VASP

The Vienna Ab initio Simulation Package (VASP) is an application for atomic scale materials modelling from first principles. VASP computes an approximate solution to the many-body Schrödinger equation, either within density functional theory or within the Hartree-Fock approximation using pseudopotentials and plane wave basis sets. VASP can carry out a range of electronic structure and quantum-mechanical molecular dynamics calculations and has many features including hybrid functionals, Green's functions methods (GW quasiparticles, and ACFDT-RPA) and many-body perturbation theory (2nd-order Møller-Plesset). For a full list of capabilities, please see the About VASP page and for further details, documentation, forums, and FAQs, visit the VASP website.

Accessing VASP on NREL's HPC Clusters#

Important

The VASP license requires users to be a member of a "workgroup" defined by the University of Vienna or Materials Design. If you are receiving "Permission denied" errors when trying to use VASP, you must be made part of the "vasp" Linux group first. To join, please contact HPC Help with the following information:

- Your name
- The workgroup PI
- Whether you are licensed through Vienna (academic) or Materials Design, Inc. (commercial)
- If licensed through Vienna:
    - The e-mail address under which you are registered with Vienna as a workgroup member (this may not be the e-mail address you used to get an HPC account)
    - Your VASP license ID
- If licensed through Materials Design:
    - Proof of current licensed status

Once status can be confirmed, we can provide access to our VASP builds.

Getting Started#

VASP is available through modules on all HPC systems. To view the available versions of VASP modules on each cluster, use the command module avail vasp. To see details for a specific version, use module show vasp/<version>. To load a specific version, use module load vasp/<version>. If no version is specified, the default module (marked with "(D)") will be loaded. In the following sections, we will give sample submission scripts and performance recommendations. To run VASP, the following 4 input files are needed: POSCAR, POTCAR, INCAR, KPOINTS. For more information about VASP input files, see the VASP wiki.
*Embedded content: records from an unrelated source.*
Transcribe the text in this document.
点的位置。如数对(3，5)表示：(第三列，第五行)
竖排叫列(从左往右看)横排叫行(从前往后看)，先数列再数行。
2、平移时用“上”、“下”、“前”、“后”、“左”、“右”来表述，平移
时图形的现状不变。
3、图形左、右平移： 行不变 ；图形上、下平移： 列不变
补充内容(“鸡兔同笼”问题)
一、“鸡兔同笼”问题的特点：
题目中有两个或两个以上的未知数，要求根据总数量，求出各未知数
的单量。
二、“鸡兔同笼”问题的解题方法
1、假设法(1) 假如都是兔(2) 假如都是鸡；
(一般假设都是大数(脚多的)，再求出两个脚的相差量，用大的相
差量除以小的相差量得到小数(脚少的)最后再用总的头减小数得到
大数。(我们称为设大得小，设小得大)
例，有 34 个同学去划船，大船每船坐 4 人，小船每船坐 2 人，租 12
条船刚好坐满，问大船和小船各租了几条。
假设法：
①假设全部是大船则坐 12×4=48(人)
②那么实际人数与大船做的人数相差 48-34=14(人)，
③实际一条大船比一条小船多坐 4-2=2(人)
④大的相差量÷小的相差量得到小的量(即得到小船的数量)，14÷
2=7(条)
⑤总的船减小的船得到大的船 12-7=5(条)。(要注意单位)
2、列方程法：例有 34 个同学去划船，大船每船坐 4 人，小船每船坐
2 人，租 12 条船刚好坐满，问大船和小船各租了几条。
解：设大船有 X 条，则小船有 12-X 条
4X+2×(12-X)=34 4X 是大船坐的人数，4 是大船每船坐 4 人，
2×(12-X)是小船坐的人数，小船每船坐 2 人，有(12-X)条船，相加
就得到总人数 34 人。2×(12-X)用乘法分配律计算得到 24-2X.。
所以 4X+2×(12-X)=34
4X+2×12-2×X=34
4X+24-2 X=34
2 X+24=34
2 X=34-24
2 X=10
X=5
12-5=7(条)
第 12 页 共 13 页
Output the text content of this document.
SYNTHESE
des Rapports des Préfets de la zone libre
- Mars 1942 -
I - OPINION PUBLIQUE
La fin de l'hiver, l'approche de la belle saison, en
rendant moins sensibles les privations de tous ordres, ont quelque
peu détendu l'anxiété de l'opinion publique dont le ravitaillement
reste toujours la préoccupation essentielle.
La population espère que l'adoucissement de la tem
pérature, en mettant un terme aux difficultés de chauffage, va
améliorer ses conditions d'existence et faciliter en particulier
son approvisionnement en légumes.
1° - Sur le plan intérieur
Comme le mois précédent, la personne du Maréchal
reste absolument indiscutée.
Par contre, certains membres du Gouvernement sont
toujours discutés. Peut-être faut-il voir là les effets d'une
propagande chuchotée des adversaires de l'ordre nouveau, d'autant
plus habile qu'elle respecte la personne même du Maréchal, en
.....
Each VASP module provides three executables where the correct one should be chosen for the type of job:

vasp_std is for general k-point meshes with collinear spins
vasp_ncl is for general k-point meshes with non-collinear spins
vasp_gam is for Gamma-point-only calculations

NREL also offers build and module support for additional functionalities such as transition state theory tools from University of Texas-Austin, implicit solvation models from the University of Florida, and BEEF-vdw functionals. Please contact HPC-Help if a functionality you need is not present in one of our builds.

Attention

If you would like to build your own VASP on Kestrel, please read our section Building VASP on Kestrel carefully before compiling on Kestrel's cray architecture.

Supported Versions#

NREL offers modules for VASP 5 and VASP 6 on CPUs as well as GPUs on certain systems. See table below for current availability, as well as system specific documentation for more details on running different builds.

	Kestrel	Swift	Vermilion
VASP 5	X		X
VASP 6	X	X	X
VASP 6 GPU	X	X	X

VASP on Kestrel#

Performance Note

As part of the Computational Sciences Tutorial Series, NREL's Computational Sciences Center hosted "Fast and Efficient VASP: Accelerating and Optimizing Workflows on CPUs and GPUs." The tutorial provides performance recommendations for Kestrel, including guidance on when it is more efficient to run calculations on GPUs (for example, hybrid calculations or larger GGA calculations with more than ~200 atoms). Please see this link to access a copy of our presentation.

Running Using Modules#

CPU#

There are several modules for CPU builds of VASP 5 and VASP 6.

CPU $ module avail vasp
---------------- /nopt/nrel/apps/cpu_stack/modules/default/application -----------------
   vasp/5.4.4+tpc           vasp/6.3.2_openMP        vasp/6.5.1_openMP+tpc
   vasp/5.4.4               vasp/6.4.2_openMP+tpc    vasp/6.5.1_openMP     (D)
   vasp/6.3.2_openMP+tpc    vasp/6.4.2_openMP

Notes:

These modules have been built with the latest Cray Programming Environment (cpe23), updated compilers, and math libraries.
OpenMP capability has been added to VASP 6 builds.
Modules that include third-party codes (e.g., libXC, libBEEF, VTST tools, and VASPsol) are now denoted with +tpc. Use module show vasp/<version> to see details of a specific version.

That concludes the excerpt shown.